If you use this software package in your experiments and publish related work, please cite one of the following papers as appropriately:
For most work, the following paper should be cited, in which this code was introduced, as well ash the recursive document-level model.
@InProceedings{Hermann:2014:ACLphil,
author = {Hermann, Karl Moritz and Blunsom, Phil},
title = {{Multilingual Models for Compositional Distributional Semantics}},
booktitle = {Proceedings of ACL},
year = {2014},
month = jun,
url = {http://arxiv.org/abs/1404.4641},
}
For the basic noise-contrastive/large margin objective function over parallel data:
@InProceedings{Hermann:2014:ICLR,
author = {Hermann, Karl Moritz and Blunsom, Phil},
title = {{Multilingual Distributed Representations without Word Alignment}},
booktitle = {Proceedings of ICLR},
year = {2014},
month = apr,
url = {http://arxiv.org/abs/1312.6173},
}
For anything related to syntax-based composition models:
@InProceedings{Hermann:2013:ACL,
author = {Hermann, Karl Moritz and Blunsom, Phil},
title = {{The Role of Syntax in Vector Space Models of Compositional Semantics}},
booktitle = {Proceedings of ACL},
year = {2013},
month = aug,
url = {http://www.karlmoritz.com/_media/hermannblunsom_acl2013.pdf}
}
This is development code and may not be fully functional. That said, the doctrain and dbltrain programmes should work as expected and you should be able to reproduce all the results from the papers mentioned above.
There are a number of auxiliary programmes to extract vectors and for file conversion, as well as a number of programmes that use the underlying model for different tasks such as question answering.
In particular the QA related code is still under development and included here primarily in order to demonstrate how the model can easily be extended with different training algorithms and modalities.

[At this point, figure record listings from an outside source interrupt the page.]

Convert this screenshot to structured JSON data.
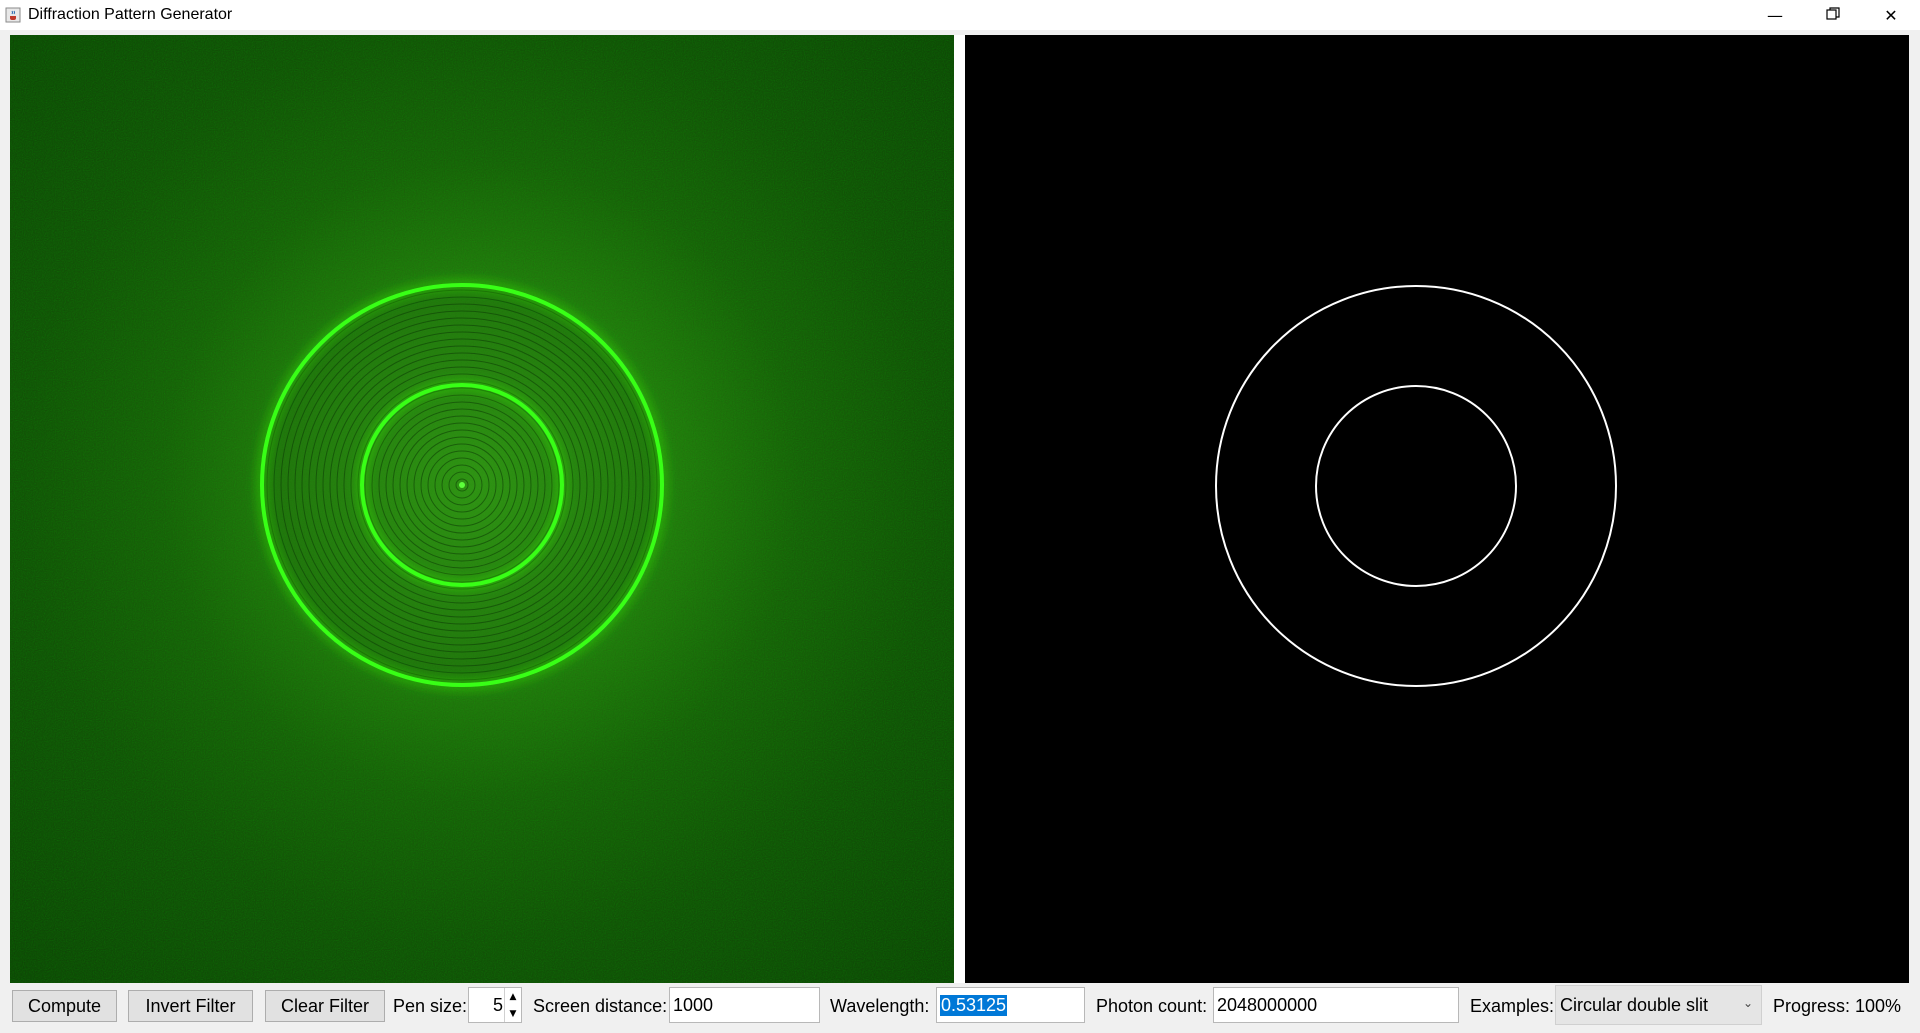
{
  "window": {
    "title": "Diffraction Pattern Generator",
    "app_icon": "java-cup-icon",
    "controls": {
      "minimize": "minimize-icon",
      "restore": "restore-icon",
      "close": "close-icon"
    }
  },
  "toolbar": {
    "compute_label": "Compute",
    "invert_label": "Invert Filter",
    "clear_label": "Clear Filter",
    "pen_size_label": "Pen size:",
    "pen_size_value": "5",
    "screen_distance_label": "Screen distance:",
    "screen_distance_value": "1000",
    "wavelength_label": "Wavelength:",
    "wavelength_value": "0.53125",
    "photon_count_label": "Photon count:",
    "photon_count_value": "2048000000",
    "examples_label": "Examples:",
    "examples_selected": "Circular double slit",
    "progress_label": "Progress: 100%"
  },
  "progress": {
    "percent": 100
  },
  "colors": {
    "pattern_bright": "#39ff14",
    "pattern_background": "#154a08",
    "filter_background": "#000000",
    "filter_stroke": "#ffffff",
    "selection": "#0078d7"
  }
}
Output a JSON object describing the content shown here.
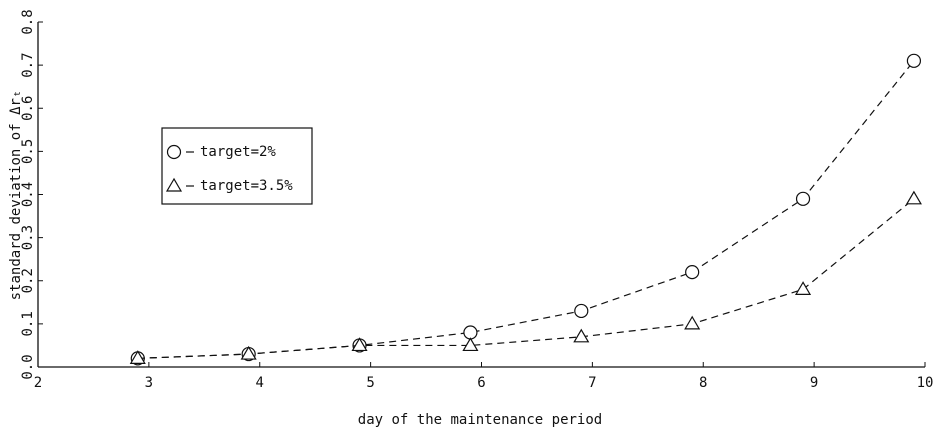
{
  "chart_data": {
    "type": "line",
    "x_label": "day of the maintenance period",
    "y_label": "standard deviation of Δrₜ",
    "x": [
      2.9,
      3.9,
      4.9,
      5.9,
      6.9,
      7.9,
      8.9,
      9.9
    ],
    "series": [
      {
        "name": "target=2%",
        "marker": "circle",
        "color": "#111",
        "values": [
          0.02,
          0.03,
          0.05,
          0.08,
          0.13,
          0.22,
          0.39,
          0.71
        ]
      },
      {
        "name": "target=3.5%",
        "marker": "triangle",
        "color": "#111",
        "values": [
          0.02,
          0.03,
          0.05,
          0.05,
          0.07,
          0.1,
          0.18,
          0.39
        ]
      }
    ],
    "xlim": [
      2,
      10
    ],
    "xticks": [
      2,
      3,
      4,
      5,
      6,
      7,
      8,
      9,
      10
    ],
    "ylim": [
      0,
      0.8
    ],
    "yticks": [
      {
        "value": 0,
        "label": "0.0"
      },
      0.1,
      0.2,
      0.3,
      0.4,
      0.5,
      0.6,
      0.7,
      0.8
    ],
    "grid": false,
    "legend": "upper left",
    "line_style": "dashed"
  }
}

Dictionary/Model initialisation could be cleaned up!
There is some technical debt from the memory optimisation on the corpus side. Principally this concerns the push_back overload for the corpus function - this needs to be completed given more complex models.
Most models from the 2013 ACL paper have not yet been ported to the new architecture (CCAE-A..D etc.). This should be done at some point. For now, please refer to the "oxcsvm" repository, which features some of these models.